Monday, June 2, 2008

Grateful

I just got an e-mail from my mom saying that the last of my extended relatives who were invited to my Michigan shower has rsvp'd - no. None of them are coming. I will excuse two who have legitimate excuses....I do not expect my Aunt and cousins to drive/fly from North Carolina for a baby shower. I also do not expect my grandmother who is desperately trying to recover from the shingles and has had a really miserable time for the last 6 months, to travel to attend. She could not physically do it. However, the others are offering lame or no excuses at all.

Originally, this made me very, very sad. (Okay, I had bit of a break-down...) I suppose that I am reading more into it than there may be. However, usually, my family is really good at attending the major events. This is as major as it gets for me. I just get the feeling that they are not coming because they are uncomfortable or do not approve and that just makes me sad.

While I am still sad, this whole thing got me to thinking about the wonderful people we DO have in our lives. When I was trying to come out to my parents, my brothers and sisters were right there behind me. They were supporting me no matter what happened. The same is true with this baby - they have been so loving and awesome. I never would have thought when I was growing up and we were, quite literally, beating on each other that someday I would be leaning on them soooo much.

Alicia's family - who I was orignially so worried about - has been complete wonderful. Everyone is happy and excited, wanting to throw showers and constantly asking how I am doing. I expected them to be the apprehensive ones, but they have completely surprised me and I am forever grateful to them for being so open and accepting.

Last but not least - our "family" here in Indy (and other places across the country). We have so many friends who are counting our blessings as their blessings, who were with us through every SINGLE doctor's appointment, who sat through many a graphic discussion of.....procedure and who rejoiced with us when we finally were able to announce that we were pregnant! You all made the process so much easier and I am so excited that when our baby arrives you will all be a part of her life.

So, I guess although I am sad that my extended family is not embracing this as much as I would like, I am extremely grateful to everyone else in our lives who loves us and this baby. She is surely not going to exist in the world without plenty of people to love her.

Thank you.

5 comments:

Krysten said...

As far as I'm concerned, we're creating ready-made friends. I even think my mom is as close to as excited for you guys as she is for me. She's always asking me for updates.

Don't worry too much about you're family. They'll come around eventually and if they don't, it is completely their loss!

On a sidenote, I am completely jealous of you already being finished with school. At this point, I'm not sure how I'm going to make it to Friday!

Andrea said...

I'm sorry about your extended family but I'm glad you have so many others who can be there to support you.

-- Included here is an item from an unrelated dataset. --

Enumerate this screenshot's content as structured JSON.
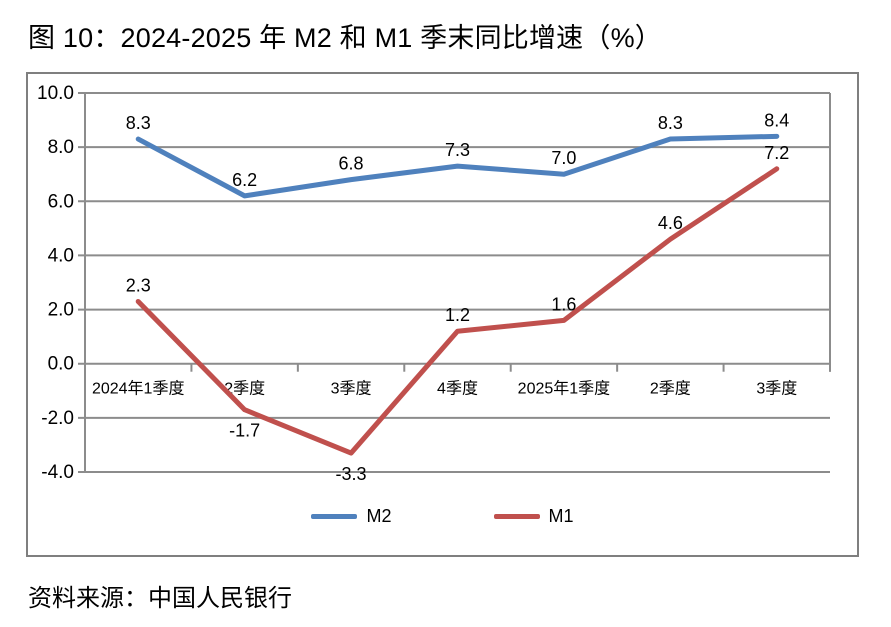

I noticed a "her" at the end - it's a girl?!?

Cathy said...

This baby might suffer from suffocation from so much love. What a blessing that will be! She has been so wanted, so prayed for, and with God's power and blessing behind her, her mere presence in a room will cause all to fall madly in love with her. (Hello, just like Chris and Shay!) Even if they don't seem to love her now, they will. And if they don't, it's their loss, because she's going to be an amazing miraculous soul. Those of us already in on the miracle, have begun the celebration already; some folks just may be a little late to the party. She's going to be overflowing with loving supportive family, whether the ones you've got by blood or by what you choose to be her family. Friends are the family you choose. But she is going to be blessed to be so loaded with both.

amypfan said...

I got tears reading this. If your family is anything less than estatic about this baby, they are the ones missing out. You and Alicia are going to be amazing parents, and I can't wait until your little girl can play with mine.

Some side notes of my own--
Krysten - even though Shay will be older by about 10 months, can she still be part of the ready-made friend group?
Cathy - should I feel offended that you didn't include Bryn in your list of kids that people fall madly in love with? lol

Cathy said...

No offense meant by the exclusion of Bryn. I just didn't personally pray for the miracle birth of Bryn like I prayed for Chris and Shay and baby La Sharp. Didn't know you then, or I would've.